Am Freitag beging Österreich wieder den „Equal Pay Day“ – alles andere als ein Feiertag, markiert dieser doch jenen Tag, an dem Männer bereits das Einkommen erreicht haben, wofür Frauen noch bis Jahresende arbeiten müssen. Wir Frauen arbeiten somit 80 Tage „gratis“. Finanziell bedeutet das laut Statistik Austria jährliche Einbußen von durchschnittlich rund 11.000 Euro oder 21,7 Prozent. Die Arbeiterkammer hat errechnet, dass Frauen in Österreich über ihr gesamtes Erwerbsleben durch den Gender Pay Gap gar unfassbare 435.000 Euro entgehen.
80 Tage gratis arbeiten
Gut, dass wir morgen, Sonntag, zu den Wahlurnen schreiten und so mitbestimmen können, wie Frauenpolitik in den kommenden fünf Jahren gestaltet wird und wer sich in der Regierung und im Parlament um die Schließung der gigantischen Lohnschere bemühen sowie sich anderen wichtigen Frauenpolitischen Themen wie Kinderbetreuung und Frauenquoten annehmen kann. MADONNA hat deshalb einen Tag vor der Wahl die sechs großen Parteien einem Frauencheck unterzogen (siehe Kästen).
Grüne liegen vorne
In einer Umfrage für die Tageszeitung ÖSTERREICH (25.–28. 9., n=1.000 Onlineinterviews) hat das Umfrageinstitut „Research Affairs“ die Frage gestellt, welche Partei am meisten für Frauen tut. Die Grünen lagen hier deutlich vorne. 44 Prozent der Österreicher haben den Eindruck, dass diese Partei am meisten für diese Zielgruppe tut. „Grund dafür könnte sein, dass die Grünen die einzige Partei sind, mit einer weiblichen Spitzenkandidatin, die sich für Gleichberechtigung einsetzt“, analysiert Institutsleiterin und Politik-Expertin Sabine Beinschab.

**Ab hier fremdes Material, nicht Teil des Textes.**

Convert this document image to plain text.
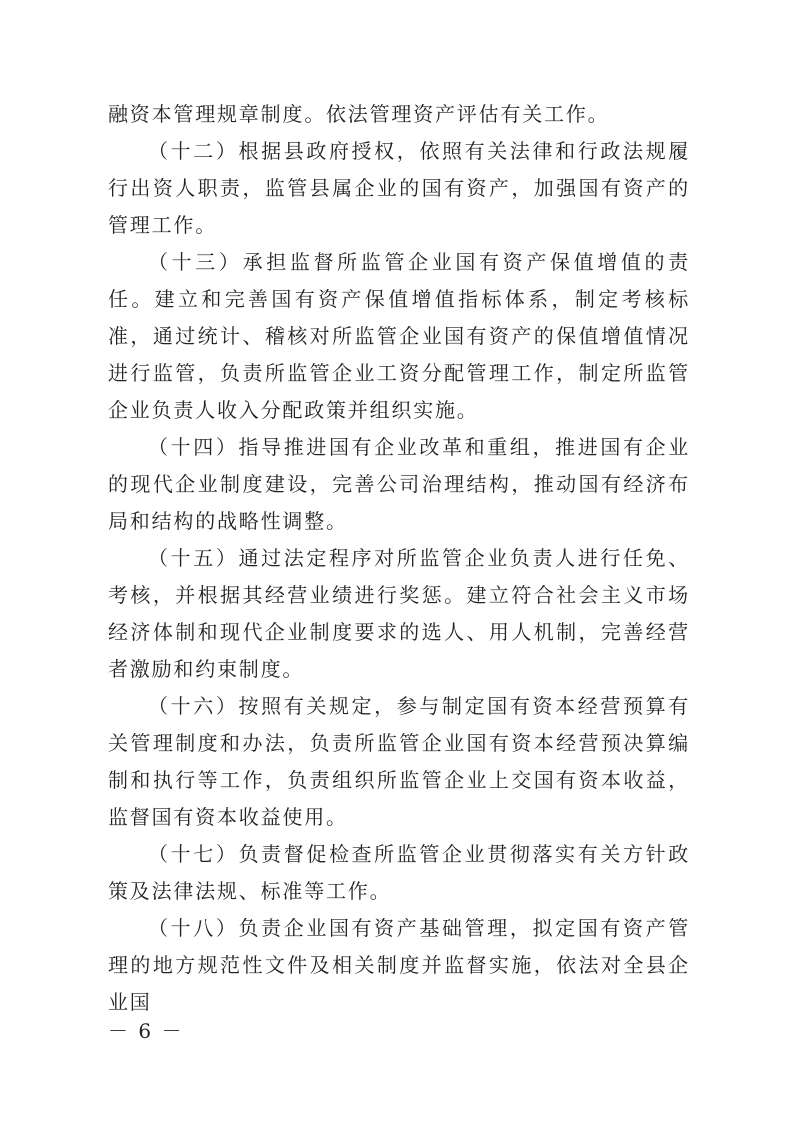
融资本管理规章制度。依法管理资产评估有关工作。

（十二）根据县政府授权，依照有关法律和行政法规履行出资人职责，监管县属企业的国有资产，加强国有资产的管理工作。

（十三）承担监督所监管企业国有资产保值增值的责任。建立和完善国有资产保值增值指标体系，制定考核标准，通过统计、稽核对所监管企业国有资产的保值增值情况进行监管，负责所监管企业工资分配管理工作，制定所监管企业负责人收入分配政策并组织实施。

（十四）指导推进国有企业改革和重组，推进国有企业的现代企业制度建设，完善公司治理结构，推动国有经济布局和结构的战略性调整。

（十五）通过法定程序对所监管企业负责人进行任免、考核，并根据其经营业绩进行奖惩。建立符合社会主义市场经济体制和现代企业制度要求的选人、用人机制，完善经营者激励和约束制度。

（十六）按照有关规定，参与制定国有资本经营预算有关管理制度和办法，负责所监管企业国有资本经营预决算编制和执行等工作，负责组织所监管企业上交国有资本收益，监督国有资本收益使用。

（十七）负责督促检查所监管企业贯彻落实有关方针政策及法律法规、标准等工作。

（十八）负责企业国有资产基础管理，拟定国有资产管理的地方规范性文件及相关制度并监督实施，依法对全县企业国

－ 6 －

13 Prozent der Befragten haben angegeben, dass die SPÖ sich am stärksten für Frauen einsetzt. Beinschab: „Sie wirbt ja sehr stark mit dem Thema Gerechtigkeit, wozu auch die gleiche Bezahlung für Frauen und Männer zählt. Zudem hat
Christian Kern immer wieder darauf hingewiesen, dass er Alleinerzieher war.“
12 Prozent sehen die Neos als Partei für die Frauen und schon etwas abgeschlagen die Liste Pilz (9), die ÖVP (8) und die FPÖ (4).
Nicht relevant?
ÖVP (39 %) und FPÖ (45 %) werden umgekehrt allerdings als Parteien gesehen, die für Männer etwas tun. „Allgemein ist zu sagen, dass im Zuge des Wahlkampfs Frauenthemen etwas zu kurz gekommen sind, da andere Themen, wie der Umgang mit dem Flüchtlingszustrom oder Steueroptimierungen im Vordergrund standen“, so Beinschab. Für die Bevölkerung hatten diese Themen aber auch eine höhere persönliche Relevanz: In einer Umfrage Ende August (n=600 Onlineinterviews) waren Kinderbetreuung (27 %), Kindergeld (21 %) und Frauenquote (14 %) die am wenigsten wichtigen Wahlkampfthemen für die Bevölkerung. „Aus meiner Sicht wäre genug Potenzial für die Parteien vorhanden gewesen, diese Themen noch stärker in den Wahlkampf einzubauen, da sich alle Parteien über Gerechtigkeit positionieren wollten. Das ist unzureichend passiert“, so Beinschab.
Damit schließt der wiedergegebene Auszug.